The nurse is assessing cranial nerve XI (spinal accessory). Which statements would the nurse say to the client in order to complete this assessment? 1. "Shrug your shoulders and turn your head against my hand." 2. "Stick out your tongue and move it from side to side." 3. "Taste these foods and decide which is sweet and which is sour." 4. "Smell these items and identify what they are."

1

The community health nurse is preparing a program geared toward primary prevention of hypertension. When preparing the program, what activities will aid the nurse in meeting the goals of primary prevention? 1. Providing dietary counseling for clients with hypertension. 2. Offering free blood pressure screening to participants. 3. Having a contest for participants to win an automatic blood pressure cuff for home use. 4. Providing literature to discuss modifiable risk factors.

4

The nurse has assessed a client and notes diminished reflexes.
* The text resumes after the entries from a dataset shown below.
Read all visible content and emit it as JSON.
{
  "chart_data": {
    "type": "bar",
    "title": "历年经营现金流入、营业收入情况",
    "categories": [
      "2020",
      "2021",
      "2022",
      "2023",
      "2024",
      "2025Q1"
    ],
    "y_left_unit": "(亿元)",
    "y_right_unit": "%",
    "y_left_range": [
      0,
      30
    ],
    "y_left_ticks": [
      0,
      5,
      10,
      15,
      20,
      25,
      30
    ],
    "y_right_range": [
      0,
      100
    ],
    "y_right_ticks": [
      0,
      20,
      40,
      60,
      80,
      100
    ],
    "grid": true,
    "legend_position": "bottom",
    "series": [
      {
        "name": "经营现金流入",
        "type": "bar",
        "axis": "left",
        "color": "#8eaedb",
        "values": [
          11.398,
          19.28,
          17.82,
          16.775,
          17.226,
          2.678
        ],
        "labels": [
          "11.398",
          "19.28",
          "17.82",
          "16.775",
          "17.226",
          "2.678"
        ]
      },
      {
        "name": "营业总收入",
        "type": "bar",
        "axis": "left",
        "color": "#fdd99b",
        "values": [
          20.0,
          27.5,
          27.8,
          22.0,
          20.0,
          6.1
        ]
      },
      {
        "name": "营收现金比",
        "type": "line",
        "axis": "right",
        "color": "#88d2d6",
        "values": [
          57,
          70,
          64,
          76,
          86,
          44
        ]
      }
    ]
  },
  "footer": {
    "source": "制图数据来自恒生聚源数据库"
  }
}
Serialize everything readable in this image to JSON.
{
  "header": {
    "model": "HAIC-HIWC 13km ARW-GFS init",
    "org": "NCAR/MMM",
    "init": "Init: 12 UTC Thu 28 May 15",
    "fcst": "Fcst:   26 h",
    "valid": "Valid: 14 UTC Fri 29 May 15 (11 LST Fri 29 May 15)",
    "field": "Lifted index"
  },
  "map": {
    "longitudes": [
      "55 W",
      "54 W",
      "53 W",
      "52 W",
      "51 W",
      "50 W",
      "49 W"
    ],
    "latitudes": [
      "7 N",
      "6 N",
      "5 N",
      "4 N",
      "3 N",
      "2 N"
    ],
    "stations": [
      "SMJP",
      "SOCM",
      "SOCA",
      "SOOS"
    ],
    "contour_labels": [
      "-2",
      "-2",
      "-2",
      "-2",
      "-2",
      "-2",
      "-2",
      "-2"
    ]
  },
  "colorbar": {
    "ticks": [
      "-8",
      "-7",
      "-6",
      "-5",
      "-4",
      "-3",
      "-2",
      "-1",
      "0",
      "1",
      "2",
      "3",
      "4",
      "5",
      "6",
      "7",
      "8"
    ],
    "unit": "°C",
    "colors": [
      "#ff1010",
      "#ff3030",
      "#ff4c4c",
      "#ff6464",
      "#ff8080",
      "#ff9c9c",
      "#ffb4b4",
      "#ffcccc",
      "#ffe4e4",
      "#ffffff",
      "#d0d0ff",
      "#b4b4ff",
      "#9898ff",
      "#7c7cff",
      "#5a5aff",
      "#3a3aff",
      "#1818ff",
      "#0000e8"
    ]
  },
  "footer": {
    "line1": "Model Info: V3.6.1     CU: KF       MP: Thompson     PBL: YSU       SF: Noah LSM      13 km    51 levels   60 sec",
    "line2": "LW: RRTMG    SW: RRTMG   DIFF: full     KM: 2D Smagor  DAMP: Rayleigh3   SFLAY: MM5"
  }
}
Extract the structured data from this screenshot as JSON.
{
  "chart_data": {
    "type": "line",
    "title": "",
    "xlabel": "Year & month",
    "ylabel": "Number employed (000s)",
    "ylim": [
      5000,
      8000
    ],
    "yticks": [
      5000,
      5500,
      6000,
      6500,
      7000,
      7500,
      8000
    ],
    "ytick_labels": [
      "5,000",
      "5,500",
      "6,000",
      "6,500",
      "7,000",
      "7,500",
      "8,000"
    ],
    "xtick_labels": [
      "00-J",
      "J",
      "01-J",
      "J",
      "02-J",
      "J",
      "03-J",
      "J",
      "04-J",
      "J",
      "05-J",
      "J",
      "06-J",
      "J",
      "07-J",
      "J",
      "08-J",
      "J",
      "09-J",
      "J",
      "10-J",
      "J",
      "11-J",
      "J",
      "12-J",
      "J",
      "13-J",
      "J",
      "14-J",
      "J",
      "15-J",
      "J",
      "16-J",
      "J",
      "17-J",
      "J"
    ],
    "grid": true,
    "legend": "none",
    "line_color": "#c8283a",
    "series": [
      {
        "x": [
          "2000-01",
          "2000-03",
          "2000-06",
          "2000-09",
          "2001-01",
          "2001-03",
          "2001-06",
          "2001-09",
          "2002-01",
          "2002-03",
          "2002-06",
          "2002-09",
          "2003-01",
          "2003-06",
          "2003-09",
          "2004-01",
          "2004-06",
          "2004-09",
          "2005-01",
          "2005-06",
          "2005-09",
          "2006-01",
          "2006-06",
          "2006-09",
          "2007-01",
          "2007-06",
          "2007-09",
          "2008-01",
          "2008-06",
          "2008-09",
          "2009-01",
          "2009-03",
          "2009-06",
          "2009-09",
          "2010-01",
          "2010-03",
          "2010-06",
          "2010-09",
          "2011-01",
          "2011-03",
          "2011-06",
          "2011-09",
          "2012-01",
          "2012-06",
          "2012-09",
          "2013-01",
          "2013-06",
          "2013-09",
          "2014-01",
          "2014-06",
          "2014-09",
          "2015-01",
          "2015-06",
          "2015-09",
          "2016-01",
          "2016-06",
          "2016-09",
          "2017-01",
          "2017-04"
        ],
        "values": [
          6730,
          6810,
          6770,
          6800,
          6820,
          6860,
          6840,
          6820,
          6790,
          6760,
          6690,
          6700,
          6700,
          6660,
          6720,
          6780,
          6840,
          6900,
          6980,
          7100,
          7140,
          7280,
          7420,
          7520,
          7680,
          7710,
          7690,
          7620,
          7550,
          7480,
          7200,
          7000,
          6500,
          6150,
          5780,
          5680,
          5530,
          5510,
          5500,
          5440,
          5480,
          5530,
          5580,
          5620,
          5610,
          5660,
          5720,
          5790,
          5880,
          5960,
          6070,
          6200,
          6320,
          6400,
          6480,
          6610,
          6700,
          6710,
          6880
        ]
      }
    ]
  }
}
How would the nurse document this finding in the medical record? 1. 4+. 2. 3+. 3. 2+. 4. 1+.

4

The nurse is assessing the patellar reflex on a client and obtains no reflexive activity. The client is alert and oriented. Which action by the nurse is the most appropriate? 1. Document the findings as normal. 2. Notify the healthcare provider immediately. 3. Look at the medication records for central nervous system depressants. 4. Retest the reflex after having the client use distraction during the exam.